New round of dialogue completed; "You don't know whether to laugh or cry"
"You don't know whether to laugh or cry", "It's not easy, but it's important that it happened", those sentences best represent the current state of dialogue.Source: Deutsche Welle
The last round of the ten-year dialogue between Belgrade and Pristina this time ended in less than two hours. The unwritten rule of Brussels diplomacy was confirmed that the longer a meeting lasts, the greater the possibility for a positive outcome.
There is no outcome of today's talks, except for the agreement that the leaders of Belgrade and Pristina will meet again before the end of July.
The EU Special Representative for the Belgrade-Pristina Dialogue, Miroslav Lajcak's duty was to present the results of today's dialogue. As an experienced diplomat, Lajcak summed it up in one generalized sentence that may or may not mean anything.
"What is important for the EU is that both leaders confirmed that there is no other way forward than through the normalization of relations between Serbia and Kosovo," Lajcak said after the meeting.

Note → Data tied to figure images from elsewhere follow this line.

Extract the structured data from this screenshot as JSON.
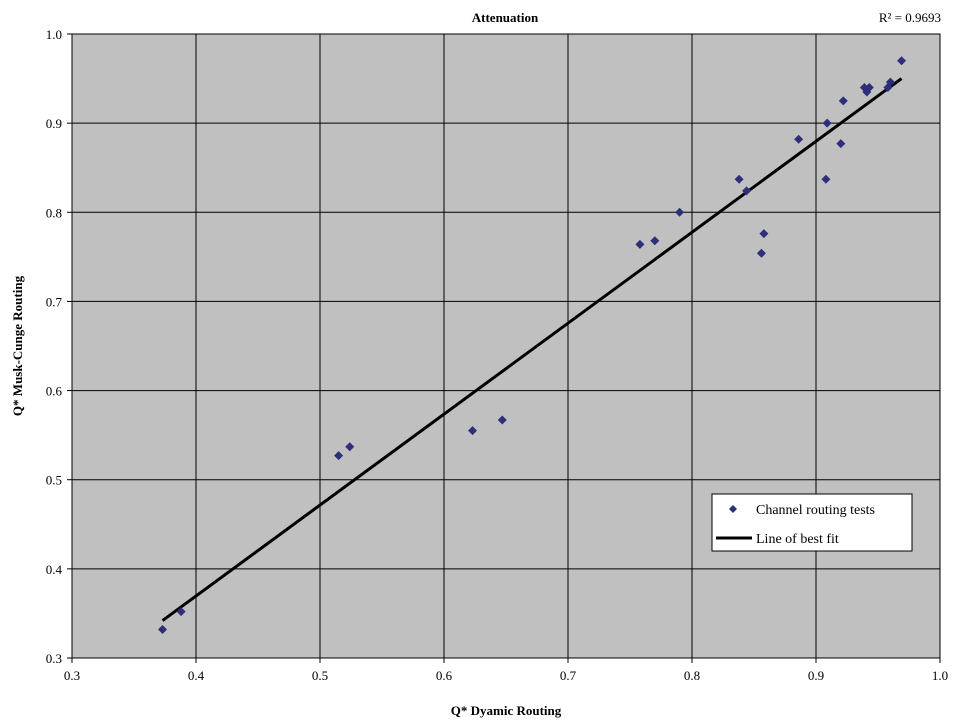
{
  "chart_data": {
    "type": "scatter",
    "title": "Attenuation",
    "annotation": "R² = 0.9693",
    "xlabel": "Q* Dyamic Routing",
    "ylabel": "Q* Musk-Cunge Routing",
    "xlim": [
      0.3,
      1.0
    ],
    "ylim": [
      0.3,
      1.0
    ],
    "xticks": [
      "0.3",
      "0.4",
      "0.5",
      "0.6",
      "0.7",
      "0.8",
      "0.9",
      "1.0"
    ],
    "yticks": [
      "0.3",
      "0.4",
      "0.5",
      "0.6",
      "0.7",
      "0.8",
      "0.9",
      "1.0"
    ],
    "grid": true,
    "legend_position": "bottom-right",
    "plot_background": "#c0c0c0",
    "series": [
      {
        "name": "Channel routing tests",
        "type": "scatter",
        "marker": "diamond",
        "color": "#2e2e7a",
        "points": [
          [
            0.373,
            0.332
          ],
          [
            0.388,
            0.352
          ],
          [
            0.515,
            0.527
          ],
          [
            0.524,
            0.537
          ],
          [
            0.623,
            0.555
          ],
          [
            0.647,
            0.567
          ],
          [
            0.758,
            0.764
          ],
          [
            0.77,
            0.768
          ],
          [
            0.79,
            0.8
          ],
          [
            0.838,
            0.837
          ],
          [
            0.844,
            0.824
          ],
          [
            0.856,
            0.754
          ],
          [
            0.858,
            0.776
          ],
          [
            0.886,
            0.882
          ],
          [
            0.908,
            0.837
          ],
          [
            0.909,
            0.9
          ],
          [
            0.92,
            0.877
          ],
          [
            0.922,
            0.925
          ],
          [
            0.939,
            0.94
          ],
          [
            0.941,
            0.935
          ],
          [
            0.943,
            0.94
          ],
          [
            0.958,
            0.94
          ],
          [
            0.96,
            0.946
          ],
          [
            0.969,
            0.97
          ]
        ]
      },
      {
        "name": "Line of best fit",
        "type": "line",
        "color": "#000000",
        "points": [
          [
            0.373,
            0.342
          ],
          [
            0.969,
            0.95
          ]
        ]
      }
    ]
  }
}
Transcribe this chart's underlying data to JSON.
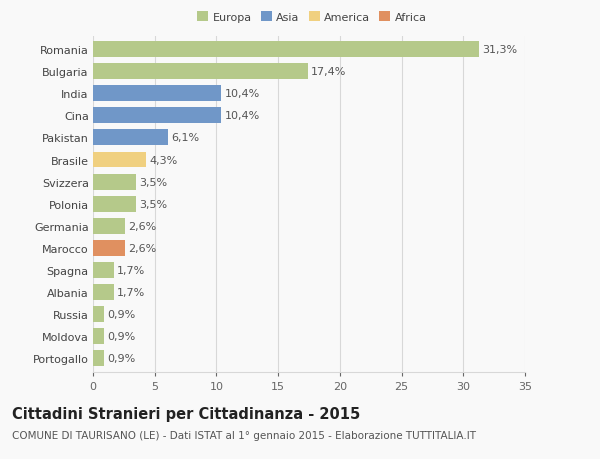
{
  "countries": [
    "Romania",
    "Bulgaria",
    "India",
    "Cina",
    "Pakistan",
    "Brasile",
    "Svizzera",
    "Polonia",
    "Germania",
    "Marocco",
    "Spagna",
    "Albania",
    "Russia",
    "Moldova",
    "Portogallo"
  ],
  "values": [
    31.3,
    17.4,
    10.4,
    10.4,
    6.1,
    4.3,
    3.5,
    3.5,
    2.6,
    2.6,
    1.7,
    1.7,
    0.9,
    0.9,
    0.9
  ],
  "labels": [
    "31,3%",
    "17,4%",
    "10,4%",
    "10,4%",
    "6,1%",
    "4,3%",
    "3,5%",
    "3,5%",
    "2,6%",
    "2,6%",
    "1,7%",
    "1,7%",
    "0,9%",
    "0,9%",
    "0,9%"
  ],
  "colors": [
    "#b5c98a",
    "#b5c98a",
    "#7097c8",
    "#7097c8",
    "#7097c8",
    "#f0d080",
    "#b5c98a",
    "#b5c98a",
    "#b5c98a",
    "#e09060",
    "#b5c98a",
    "#b5c98a",
    "#b5c98a",
    "#b5c98a",
    "#b5c98a"
  ],
  "legend_labels": [
    "Europa",
    "Asia",
    "America",
    "Africa"
  ],
  "legend_colors": [
    "#b5c98a",
    "#7097c8",
    "#f0d080",
    "#e09060"
  ],
  "title": "Cittadini Stranieri per Cittadinanza - 2015",
  "subtitle": "COMUNE DI TAURISANO (LE) - Dati ISTAT al 1° gennaio 2015 - Elaborazione TUTTITALIA.IT",
  "xlim": [
    0,
    35
  ],
  "xticks": [
    0,
    5,
    10,
    15,
    20,
    25,
    30,
    35
  ],
  "background_color": "#f9f9f9",
  "grid_color": "#d8d8d8",
  "bar_height": 0.72,
  "label_fontsize": 8,
  "tick_fontsize": 8,
  "title_fontsize": 10.5,
  "subtitle_fontsize": 7.5
}
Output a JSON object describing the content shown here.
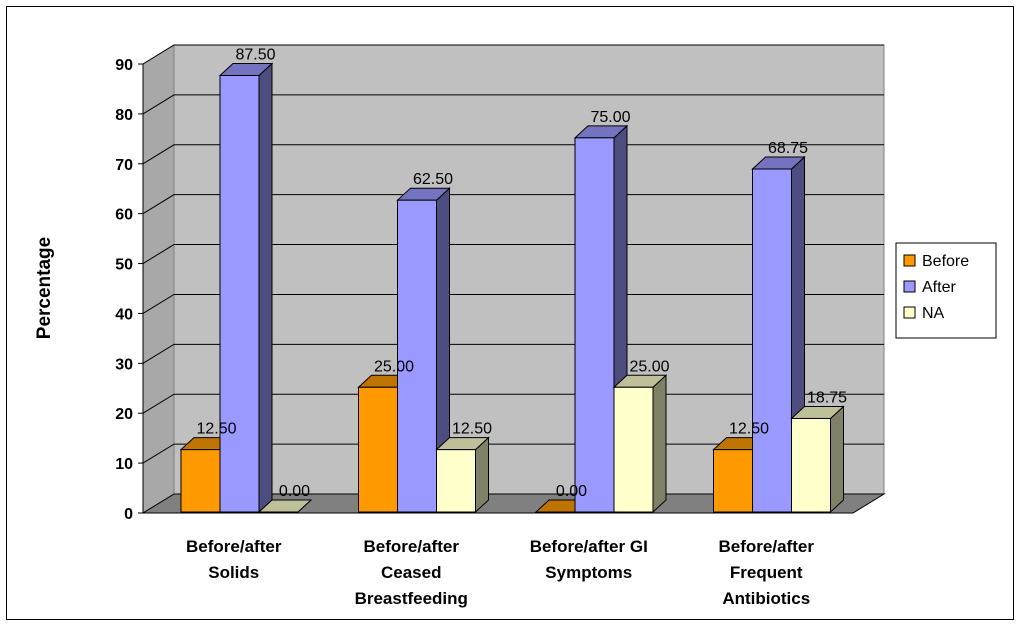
{
  "chart_data": {
    "type": "bar",
    "title": "",
    "xlabel": "",
    "ylabel": "Percentage",
    "ylim": [
      0,
      90
    ],
    "yticks": [
      0,
      10,
      20,
      30,
      40,
      50,
      60,
      70,
      80,
      90
    ],
    "grid": true,
    "legend_position": "right",
    "categories": [
      [
        "Before/after",
        "Solids"
      ],
      [
        "Before/after",
        "Ceased",
        "Breastfeeding"
      ],
      [
        "Before/after GI",
        "Symptoms"
      ],
      [
        "Before/after",
        "Frequent",
        "Antibiotics"
      ]
    ],
    "series": [
      {
        "name": "Before",
        "color": "#FF9900",
        "values": [
          12.5,
          25.0,
          0.0,
          12.5
        ],
        "labels": [
          "12.50",
          "25.00",
          "0.00",
          "12.50"
        ]
      },
      {
        "name": "After",
        "color": "#9999FF",
        "values": [
          87.5,
          62.5,
          75.0,
          68.75
        ],
        "labels": [
          "87.50",
          "62.50",
          "75.00",
          "68.75"
        ]
      },
      {
        "name": "NA",
        "color": "#FFFFCC",
        "values": [
          0.0,
          12.5,
          25.0,
          18.75
        ],
        "labels": [
          "0.00",
          "12.50",
          "25.00",
          "18.75"
        ]
      }
    ]
  }
}
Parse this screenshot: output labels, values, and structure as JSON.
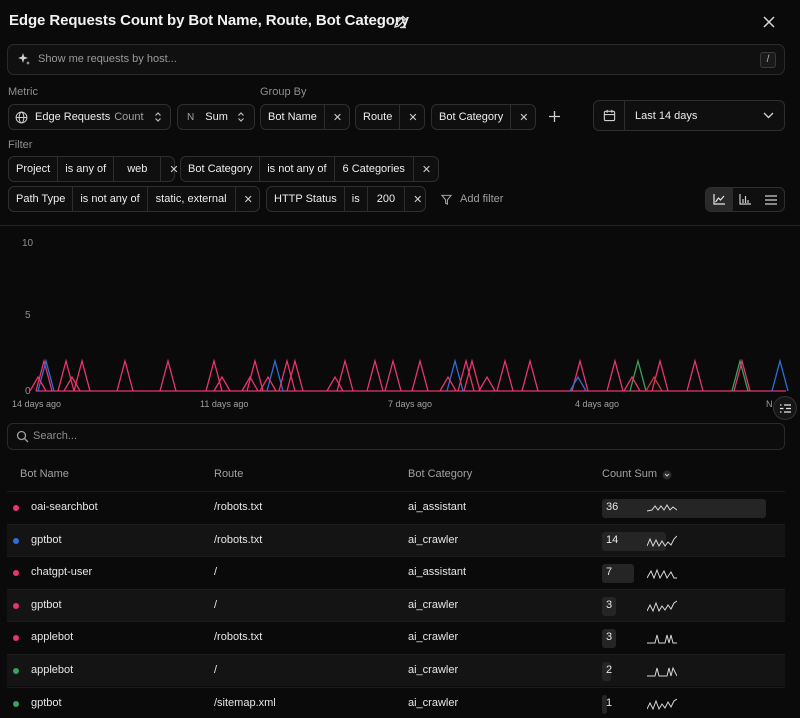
{
  "header": {
    "title": "Edge Requests Count by Bot Name, Route, Bot Category"
  },
  "query": {
    "placeholder": "Show me requests by host...",
    "shortcut": "/"
  },
  "metric": {
    "label": "Metric",
    "metric_name": "Edge Requests",
    "metric_unit": "Count",
    "agg_prefix": "N",
    "agg": "Sum"
  },
  "group_by": {
    "label": "Group By",
    "items": [
      "Bot Name",
      "Route",
      "Bot Category"
    ]
  },
  "date_range": {
    "value": "Last 14 days"
  },
  "filter": {
    "label": "Filter",
    "add_label": "Add filter",
    "items": [
      {
        "field": "Project",
        "op": "is any of",
        "value": "web"
      },
      {
        "field": "Bot Category",
        "op": "is not any of",
        "value": "6 Categories"
      },
      {
        "field": "Path Type",
        "op": "is not any of",
        "value": "static, external"
      },
      {
        "field": "HTTP Status",
        "op": "is",
        "value": "200"
      }
    ]
  },
  "chart_data": {
    "type": "line",
    "yticks": [
      "10",
      "5",
      "0"
    ],
    "ylim": [
      0,
      10
    ],
    "xticks": [
      "14 days ago",
      "11 days ago",
      "7 days ago",
      "4 days ago",
      "N"
    ],
    "grid": false,
    "series_colors": {
      "pink": "#e8356d",
      "blue": "#2e6fd9",
      "red": "#c43a3a",
      "green": "#3aa35b"
    }
  },
  "table_search": {
    "placeholder": "Search..."
  },
  "table": {
    "columns": [
      "Bot Name",
      "Route",
      "Bot Category",
      "Count Sum"
    ],
    "rows": [
      {
        "bot": "oai-searchbot",
        "route": "/robots.txt",
        "category": "ai_assistant",
        "count": "36",
        "color": "#e8356d"
      },
      {
        "bot": "gptbot",
        "route": "/robots.txt",
        "category": "ai_crawler",
        "count": "14",
        "color": "#2e6fd9"
      },
      {
        "bot": "chatgpt-user",
        "route": "/",
        "category": "ai_assistant",
        "count": "7",
        "color": "#e8356d"
      },
      {
        "bot": "gptbot",
        "route": "/",
        "category": "ai_crawler",
        "count": "3",
        "color": "#e8356d"
      },
      {
        "bot": "applebot",
        "route": "/robots.txt",
        "category": "ai_crawler",
        "count": "3",
        "color": "#e8356d"
      },
      {
        "bot": "applebot",
        "route": "/",
        "category": "ai_crawler",
        "count": "2",
        "color": "#3aa35b"
      },
      {
        "bot": "gptbot",
        "route": "/sitemap.xml",
        "category": "ai_crawler",
        "count": "1",
        "color": "#3aa35b"
      }
    ]
  }
}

What Miroslav Lajcak did not get into, apart from the statement that the talks were "open and direct" and that "it is good that they took place", is the assessment of the diametrically opposite positions of the two sides when it comes to the mentioned "way forward" and "normalization of relations".
Vučić: You don't know whether to laugh or cry
President of Serbia, Aleksandar Vučić, had the opportunity to first present his vision of the meeting with the Prime Minister of Kosovo, Albin Kurti, to the media.
For Vučić, this is a meeting that, as he says, he has never been to before. "You just stop and you don't know whether to laugh or cry… You are dealing with people who are neither serious nor responsible," said Vučić.
President of Serbia, who announced before the first meeting with Kurti "face to face" that these were "difficult talks" with someone "like Donald Duck", who keeps repeating the attacks on Serbia, after the talks he says that "they absolutely did not agree on anything".
"The man came not to agree on anything and to say - I came to ask you to recognize an independent Kosovo. My answer was - never. And then he exploded," Vucic said.
Vučić did not explain what exactly was meant by "detonation", but he stated that "there were no insults or curses", but somewhat "sharper reactions".
Kurti: The distance from Vučić is more than two meters
To the statement of the President of Serbia that Pristina came to Brussels not to continue the talks, but only to "provoke the interruption of the dialogue", Albin Kurti answered that the meeting was "constructive", and that he himself was "optimistic".
It will be difficult, but I am an optimist, not because I am always like that, but because we now have an honest approach to problems. The essence of our conflict is the lack of mutual recognition. "Neither Serbia recognizes Kosovo nor Kosovo recognizes Serbia," Kurti said.
Albin Kurti very precisely defined the "essence of the problem" and the so-called "elephant in the room", but he offered "Joseph Biden's position" on mutual recognition as the "only and best" solution.
On the conclusion of the media that mutual recognition is not a compromise solution acceptable to the other side, Kurti "redefined" his proposal.
"It is time for Serbia to declare independence from Kosovo," Kurti said.
For the Prime Minister of Kosovo, the conversation with the President of Serbia was not "on the verge of an incident", but he also emphasized that the distance between the two of them was "more than two meters".
A solution by the end of the year?
What is in question at the end of everything is how this "distance" will be reduced, which after 10 years of dialogue in Brussels seems bigger than ever.
Here we are not only talking about the next round of dialogue scheduled for July, but also about the whole process, for which the EU institutions, unofficially, state that "could be resolved by the end of the year", which will not be the first time the EU overestimates its policy towards Western Balkans.